On the eve of Thanksgiving, Biden reminded Americans that the killers robbed Arbery’s family of spending the holiday with their promising young son and noted that “nothing can bring Mr. Arbery back to his family and to his community.”
He called for Arbery’s legacy to be one of progress toward justice for all Americans in a country still bitterly divided along racial lines.
“Arbery’s killing — witnessed by the world on video — is a devastating reminder of how far we have to go in the fight for racial justice in this country,” Biden said from Nantucket, Massachusetts, where he is spending the long holiday weekend.
Travis McMichael and his father, Greg McMichael, were convicted of killing Arbery, along with neighbor William "Roddie" Bryan.
The trio claimed they were seeking to detain Arbery over a string of thefts in the area, even though there was no evidence he had anything to do with them. Travis McMichael claimed he fired in self-defense when a cornered Arbery ran toward him.
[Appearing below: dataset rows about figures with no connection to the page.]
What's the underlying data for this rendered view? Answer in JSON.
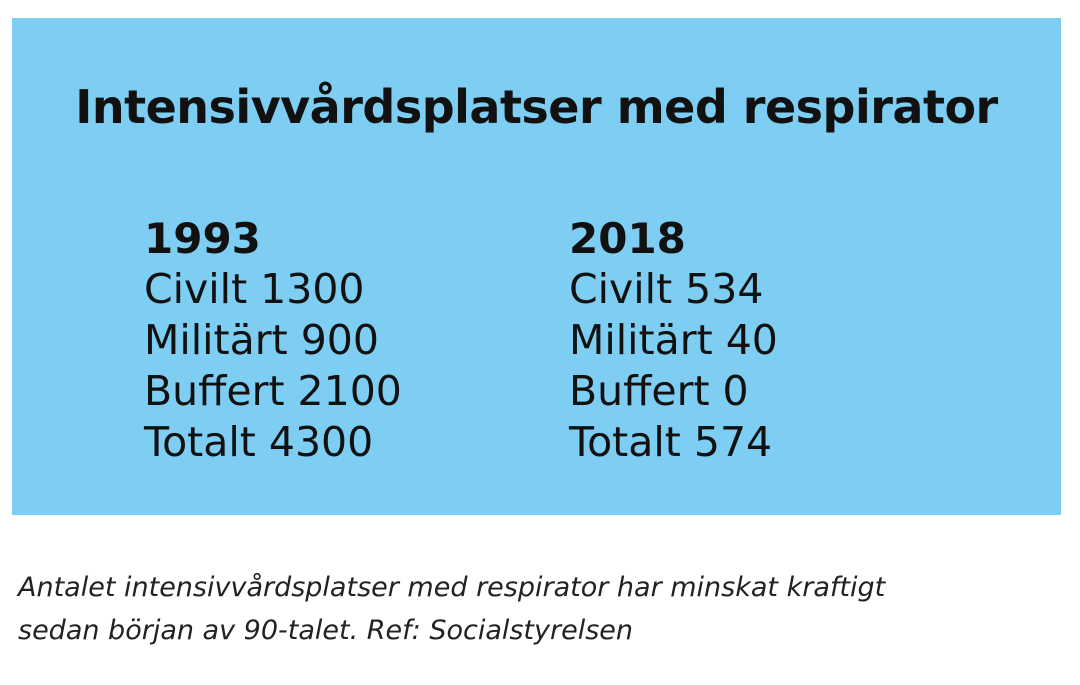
{
  "title": "Intensivvårdsplatser med respirator",
  "columns": [
    {
      "year": "1993",
      "rows": [
        "Civilt 1300",
        "Militärt 900",
        "Buffert 2100",
        "Totalt 4300"
      ]
    },
    {
      "year": "2018",
      "rows": [
        "Civilt 534",
        "Militärt 40",
        "Buffert 0",
        "Totalt 574"
      ]
    }
  ],
  "caption": {
    "line1": "Antalet intensivvårdsplatser med respirator har minskat kraftigt",
    "line2": "sedan början av 90-talet.  Ref: Socialstyrelsen"
  },
  "colors": {
    "panel_background": "#7ecef3",
    "text": "#111111"
  }
}
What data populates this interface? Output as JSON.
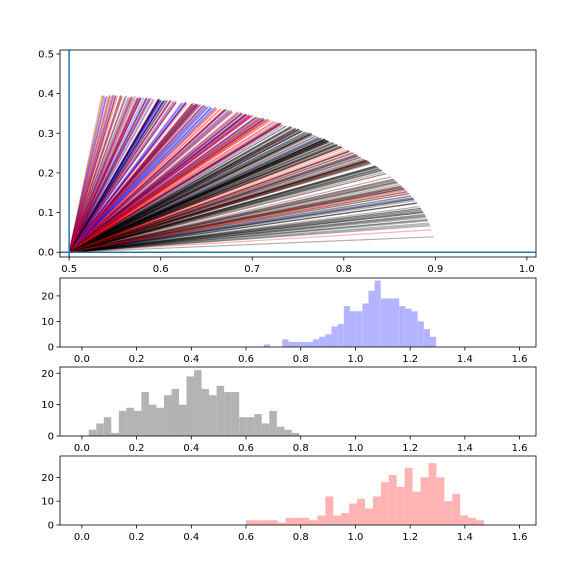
{
  "chart_data": [
    {
      "type": "line",
      "description_role": "fan of rays from origin (0.5, 0) to points on an elliptical arc",
      "xlim": [
        0.49,
        1.01
      ],
      "ylim": [
        -0.012,
        0.51
      ],
      "xticks": [
        "0.5",
        "0.6",
        "0.7",
        "0.8",
        "0.9",
        "1.0"
      ],
      "xtick_values": [
        0.5,
        0.6,
        0.7,
        0.8,
        0.9,
        1.0
      ],
      "yticks": [
        "0.0",
        "0.1",
        "0.2",
        "0.3",
        "0.4",
        "0.5"
      ],
      "ytick_values": [
        0.0,
        0.1,
        0.2,
        0.3,
        0.4,
        0.5
      ],
      "origin": [
        0.5,
        0.0
      ],
      "arc": {
        "center_x": 0.5,
        "radius_x": 0.4,
        "radius_y": 0.4,
        "x_start": 0.535,
        "x_end": 0.9
      },
      "ray_count": 420,
      "colors": {
        "gray_rays": "#000000",
        "blue_rays": "#0000ff",
        "red_rays": "#ff0000",
        "axis_lines": "#1f77b4"
      },
      "axis_lines": {
        "vertical_x": 0.5,
        "horizontal_y": 0.0
      },
      "grid": false
    },
    {
      "type": "bar",
      "role": "histogram",
      "color": "#b3b3ff",
      "xlim": [
        -0.08,
        1.66
      ],
      "ylim": [
        0,
        27
      ],
      "xticks": [
        "0.0",
        "0.2",
        "0.4",
        "0.6",
        "0.8",
        "1.0",
        "1.2",
        "1.4",
        "1.6"
      ],
      "xtick_values": [
        0.0,
        0.2,
        0.4,
        0.6,
        0.8,
        1.0,
        1.2,
        1.4,
        1.6
      ],
      "yticks": [
        "0",
        "10",
        "20"
      ],
      "ytick_values": [
        0,
        10,
        20
      ],
      "bin_start": 0.665,
      "bin_width": 0.0225,
      "values": [
        1,
        0,
        0,
        3,
        2,
        2,
        2,
        2,
        3,
        4,
        5,
        8,
        9,
        16,
        14,
        14,
        17,
        22,
        26,
        19,
        19,
        19,
        16,
        15,
        14,
        10,
        7,
        4
      ]
    },
    {
      "type": "bar",
      "role": "histogram",
      "color": "#b3b3b3",
      "xlim": [
        -0.08,
        1.66
      ],
      "ylim": [
        0,
        22
      ],
      "xticks": [
        "0.0",
        "0.2",
        "0.4",
        "0.6",
        "0.8",
        "1.0",
        "1.2",
        "1.4",
        "1.6"
      ],
      "xtick_values": [
        0.0,
        0.2,
        0.4,
        0.6,
        0.8,
        1.0,
        1.2,
        1.4,
        1.6
      ],
      "yticks": [
        "0",
        "10",
        "20"
      ],
      "ytick_values": [
        0,
        10,
        20
      ],
      "bin_start": 0.025,
      "bin_width": 0.0275,
      "values": [
        2,
        4,
        6,
        1,
        8,
        9,
        8,
        14,
        10,
        9,
        13,
        15,
        10,
        19,
        21,
        15,
        13,
        16,
        14,
        14,
        6,
        6,
        7,
        4,
        8,
        3,
        2,
        1
      ]
    },
    {
      "type": "bar",
      "role": "histogram",
      "color": "#ffb3b3",
      "xlim": [
        -0.08,
        1.66
      ],
      "ylim": [
        0,
        29
      ],
      "xticks": [
        "0.0",
        "0.2",
        "0.4",
        "0.6",
        "0.8",
        "1.0",
        "1.2",
        "1.4",
        "1.6"
      ],
      "xtick_values": [
        0.0,
        0.2,
        0.4,
        0.6,
        0.8,
        1.0,
        1.2,
        1.4,
        1.6
      ],
      "yticks": [
        "0",
        "10",
        "20"
      ],
      "ytick_values": [
        0,
        10,
        20
      ],
      "bin_start": 0.6,
      "bin_width": 0.029,
      "values": [
        2,
        2,
        2,
        2,
        1,
        3,
        3,
        3,
        2,
        4,
        12,
        4,
        5,
        9,
        11,
        7,
        12,
        18,
        21,
        16,
        24,
        14,
        20,
        26,
        20,
        10,
        13,
        4,
        3,
        2
      ]
    }
  ]
}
But prosecutors said the men had no right to stop Arbery, let alone kill him. The jury of nine women and three men, which included just one Black man, agreed and quickly moved to convict all three on almost all the main charges.
They still face federal charges of violating Arbery’s civil rights, a case that Biden vowed to vigorously pursue.
“Equal justice under law (must not become) just a phrase emblazoned in stone above the Supreme Court, but a reality for all Americans,” the president said.